Wine and Spirits Tax Eliminated Permanently
Trial period ends, but beer not tax exempt
By Lauren Daley
The trial period is over: the 7-percent wine and spirits tax has been eliminated for good in Rhode Island liquor stores. Beer is not on the tax exemption list.
The sales tax elimination — which had been in effect on a temporary trial basis since Dec. 1, 2013 through early 2015 — is now permanent. It officially went into effect on July 1, the start of the new fiscal year, as part of the state budget signed into law by Gov. Gina Raimondo.
The state saw a 13.9 percent increase in sales volume during that trial period, according to Rep. Jan Malik (D-Warren), a longtime proponent of abolishing sales tax in Rhode Island and owner of Malik’s Fine Wine & Spirits in Warren, R.I., located on the Massachusetts border.
“The numbers don’t lie. When you get competitive with sales tax, it keeps people in Rhode Island, and it brings people from Massachusetts and Connecticut over the border,” Malik said. “Government is supposed to allow businesses to expand and grow; the state did the right thing.”
Malik said the law “evens the playing field,” as some 26 percent of Rhode Island’s liquor stores border Massachusetts, a state with no sales tax on liquor. He estimates those Rhode Island stores lose at least 15 to 20 percent of business to liquor stores across the border. Connecticut has a 6.35 percent sales tax.
Malik called the elimination a “win-win-win” for the stores, the state and customers. Store owners are “happy. They appreciate what the state did for them. This makes them able to run their own store[s] [and] not be at a disadvantage,” he said. His own store “was up pretty well, not 13.9, but double digits. I see new faces, too… I notice a lot more cars from Massachusetts in my parking lot… Consumers are happy… Now that they know [the sales tax elimination is] permanent, people are happy that it gives them [a] little money in their pockets.”

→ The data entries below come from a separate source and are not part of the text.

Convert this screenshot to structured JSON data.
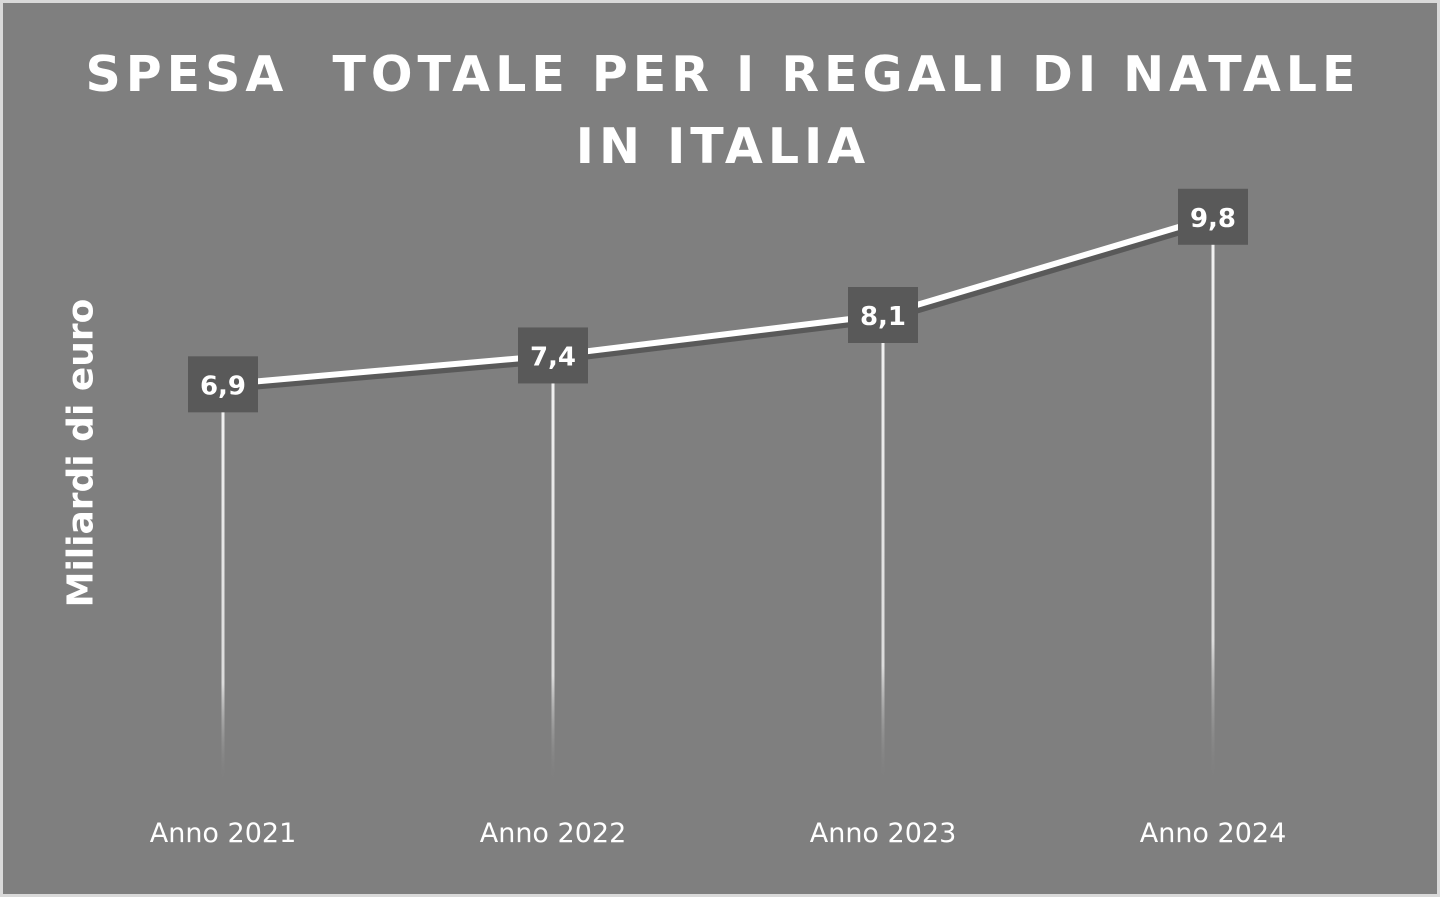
{
  "chart_data": {
    "type": "line",
    "title": "SPESA  TOTALE PER I REGALI DI NATALE\nIN ITALIA",
    "xlabel": "",
    "ylabel": "Miliardi di euro",
    "categories": [
      "Anno 2021",
      "Anno 2022",
      "Anno 2023",
      "Anno 2024"
    ],
    "values": [
      6.9,
      7.4,
      8.1,
      9.8
    ],
    "data_labels": [
      "6,9",
      "7,4",
      "8,1",
      "9,8"
    ],
    "ylim": [
      0,
      12.6
    ],
    "grid": false,
    "legend": "none",
    "drop_lines": true,
    "colors": {
      "background": "#7f7f7f",
      "line": "#ffffff",
      "line_shadow": "#595959",
      "label_box": "#595959",
      "text": "#ffffff"
    }
  }
}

The temporary elimination trial started Dec. 1, 2013; all state liquor stores had to report sales numbers to the state tax collector by Feb. 1 of this year, Malik said. “Distributors also had to report how much they took in to the state,” he continued. State officials then studied the effects of the trial. “They saw numbers were up 13.9 [percent] in sales. This is also about getting people back to work in the state of Rhode Island,” he said.
He predicts that percentage will rise in the next few years. “There are still people who don’t realize there’s no sales tax in Rhode Island. I still have people coming in to my store who didn’t realize it. It’s going to take a while. I think the next few years will [see sales] increases.”
At City Liquors in Providence, sales have gone up about 12 percent since the start of the trial period, estimates owner Ken Khoury. More recently, in the last month, he’s seen “probably around 8 to 10 percent increase in traffic flow,” he said.
He said both sales and traffic have been slowly increasing “month by month” since the start of the elimination trial period in December 2013. “It started out slow, last year really picked up. More and more people are finding out… I have people saying, ‘I guess I don’t have to go to Massachusetts anymore,’” said Khoury, whose store is near the Massachusetts border.
Will Tang, manager and owner of Warehouse Liquors in Woonsocket, R.I., on the Massachusetts border, said the elimination “definitely helps out a lot. Sales were going down at one point when Massachusetts eliminated sales tax, and now we’re turning back up a little. If we didn’t have the sales tax eliminated, we probably would’ve gone down again,” he said. “My store is right on the border, worth it to take the trip to buy, because my prices are a little lower… If someone wants a bottle of wine, they pick up beer, too.”